Review: Dark Waters
Based on a true story outlined in a New York Times
article, Mark Ruffalo plays a lawyer from a conservative firm that generally
defends big corporations. It’s a comfortable life he has with wife Anne
Hathaway and their kids. However, a farmer from Ruffalo’s home state of West
Virginia (Bill Camp) brings news that one of the big corporations Ruffalo’s
firm tends to be chummy with – DuPont Chemicals – has been dumping chemicals
where they shouldn’t and it’s killing the livestock. Ruffalo’s law firm – chiefly
the symbolically black-hatted Victor Garber want Ruffalo to shut the fuck up
and leave it alone. Hell, even his wife isn’t impressed that her husband has
suddenly turned into a do-gooder. However, Ruffalo has a conscience and it’s
urging him to take on the fight. Tim Robbins plays Ruffalo’s boss, who may have
half a conscience buried somewhere within him, Bill Pullman plays a crusading
lawyer helping Ruffalo, Mare Winningham plays one of the affected West
Virginians.
Haven’t we done this a billion times already? Being
based on a true story isn’t reason enough on its own for a film to be made.
This 2020 legal drama from director Todd Haynes (“Far From Heaven”, “Carol”)
is a repeat of the same ‘good-hearted lawyer takes on big bad company poisoning
the water’ story you’ve already seen in “The Rainmaker”, “Erin
Brockovich”, “A Civil Action” and probably several others too, and
only the first of those films is worthwhile in my view.

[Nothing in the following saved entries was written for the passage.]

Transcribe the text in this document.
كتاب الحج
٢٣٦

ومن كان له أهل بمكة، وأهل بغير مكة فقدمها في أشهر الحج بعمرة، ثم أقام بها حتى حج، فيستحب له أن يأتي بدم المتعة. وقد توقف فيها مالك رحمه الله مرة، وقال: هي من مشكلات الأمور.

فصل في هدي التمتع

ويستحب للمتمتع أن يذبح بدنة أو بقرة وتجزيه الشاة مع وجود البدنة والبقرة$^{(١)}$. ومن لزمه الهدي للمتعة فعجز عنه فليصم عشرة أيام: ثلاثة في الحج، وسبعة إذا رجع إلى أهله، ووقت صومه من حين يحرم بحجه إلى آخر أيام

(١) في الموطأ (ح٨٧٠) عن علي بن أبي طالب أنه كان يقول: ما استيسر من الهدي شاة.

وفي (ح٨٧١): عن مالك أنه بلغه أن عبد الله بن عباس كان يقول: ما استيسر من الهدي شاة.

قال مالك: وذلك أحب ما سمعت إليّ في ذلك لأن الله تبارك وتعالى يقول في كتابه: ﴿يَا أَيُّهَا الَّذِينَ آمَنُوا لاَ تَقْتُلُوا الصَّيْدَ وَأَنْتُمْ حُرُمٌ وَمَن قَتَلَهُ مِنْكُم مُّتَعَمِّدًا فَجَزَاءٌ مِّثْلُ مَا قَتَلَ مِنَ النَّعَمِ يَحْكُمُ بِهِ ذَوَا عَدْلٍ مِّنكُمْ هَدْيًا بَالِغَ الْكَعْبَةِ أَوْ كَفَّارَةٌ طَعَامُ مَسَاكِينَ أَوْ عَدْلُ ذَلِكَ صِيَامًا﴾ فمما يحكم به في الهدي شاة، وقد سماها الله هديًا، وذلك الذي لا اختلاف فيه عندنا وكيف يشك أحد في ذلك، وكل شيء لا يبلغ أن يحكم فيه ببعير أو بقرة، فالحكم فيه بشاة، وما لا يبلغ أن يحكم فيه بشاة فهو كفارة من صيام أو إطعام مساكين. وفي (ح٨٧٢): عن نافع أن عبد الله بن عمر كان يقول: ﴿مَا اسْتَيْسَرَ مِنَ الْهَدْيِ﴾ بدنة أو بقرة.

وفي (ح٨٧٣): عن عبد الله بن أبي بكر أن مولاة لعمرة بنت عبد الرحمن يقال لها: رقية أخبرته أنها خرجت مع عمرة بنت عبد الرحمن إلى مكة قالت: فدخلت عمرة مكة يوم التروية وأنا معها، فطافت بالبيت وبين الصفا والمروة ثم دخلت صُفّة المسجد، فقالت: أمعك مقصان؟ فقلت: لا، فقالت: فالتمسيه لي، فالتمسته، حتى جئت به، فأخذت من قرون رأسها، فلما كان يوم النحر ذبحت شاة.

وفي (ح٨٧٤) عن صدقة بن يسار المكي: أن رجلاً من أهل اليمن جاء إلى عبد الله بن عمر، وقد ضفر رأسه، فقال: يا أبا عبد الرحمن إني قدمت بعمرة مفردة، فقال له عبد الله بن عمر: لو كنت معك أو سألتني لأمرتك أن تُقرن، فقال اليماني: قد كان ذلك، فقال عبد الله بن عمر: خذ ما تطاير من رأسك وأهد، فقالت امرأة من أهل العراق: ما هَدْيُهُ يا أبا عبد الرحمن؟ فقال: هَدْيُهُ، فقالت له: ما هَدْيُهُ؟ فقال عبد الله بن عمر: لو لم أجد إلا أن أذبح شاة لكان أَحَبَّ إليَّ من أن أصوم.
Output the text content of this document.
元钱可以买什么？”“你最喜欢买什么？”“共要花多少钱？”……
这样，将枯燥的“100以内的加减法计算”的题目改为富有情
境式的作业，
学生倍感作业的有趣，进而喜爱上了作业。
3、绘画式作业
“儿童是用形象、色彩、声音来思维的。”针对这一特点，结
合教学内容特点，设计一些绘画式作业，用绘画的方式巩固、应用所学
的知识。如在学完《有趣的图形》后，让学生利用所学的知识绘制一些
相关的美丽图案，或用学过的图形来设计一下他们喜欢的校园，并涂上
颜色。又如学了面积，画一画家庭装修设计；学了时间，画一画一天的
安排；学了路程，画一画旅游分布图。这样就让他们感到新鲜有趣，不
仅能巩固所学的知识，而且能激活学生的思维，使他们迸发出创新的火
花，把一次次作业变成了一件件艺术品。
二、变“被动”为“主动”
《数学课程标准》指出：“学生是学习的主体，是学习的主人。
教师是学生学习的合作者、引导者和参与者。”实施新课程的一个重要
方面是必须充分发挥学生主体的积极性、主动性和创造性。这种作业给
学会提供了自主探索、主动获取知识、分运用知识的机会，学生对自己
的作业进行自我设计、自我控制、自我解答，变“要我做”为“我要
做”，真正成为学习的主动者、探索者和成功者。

The only new wrinkle
this one gives us is that the lawyer taking on the big bad company here is a
guy who normally gets paid to defend those big bad companies. If that alone is
fascinating and worthwhile to you, perhaps you’ll actually enjoy what Haynes
and screenwriters Matthew Michael Carnahan (“Deepwater Horizon”, “Lions
for Lambs”) and Mario Correa (whose prior experience is mostly in
documentaries) provide here. It wasn’t close to enough for me, and some decent
hammy work by a nearly unrecognisable Bill Camp (getting a good, if unsubtle
showing) didn’t make up enough of a difference for me either.
Ruffalo is well-cast in the lead, and Anne Hathaway
very narrowly avoids total ‘bitchy, unreasonable wife’ caricature, but Victor
Garber has never been worse, Bill Pullman is similarly bad, and Tim Robbins is
coasting rather shamefully in a role well beneath him. The material is real
white hats vs. black hats simplicity that doesn’t give the actors a whole lot
of room to move. Also, true story or not, I didn’t buy Ruffalo’s character’s
naivete, something a documentary would probably make irrelevant, but as a
motion picture it’s a problem. I’s the film’s problem, not the actor’s.
This is embarrassing. Director Haynes and his
screenwriters (and presumably producer-star Mark Ruffalo) want us to be
shocked, surprised, outraged and so on about all of this toxic water business.
Sorry, but I’ve watched a couple of movies in my lifetime, and at least one of
them (“The Rainmaker”) was an awful lot better than this tired, clichéd
affair. It’s boring, though Bill Camp is amusingly hammy in support.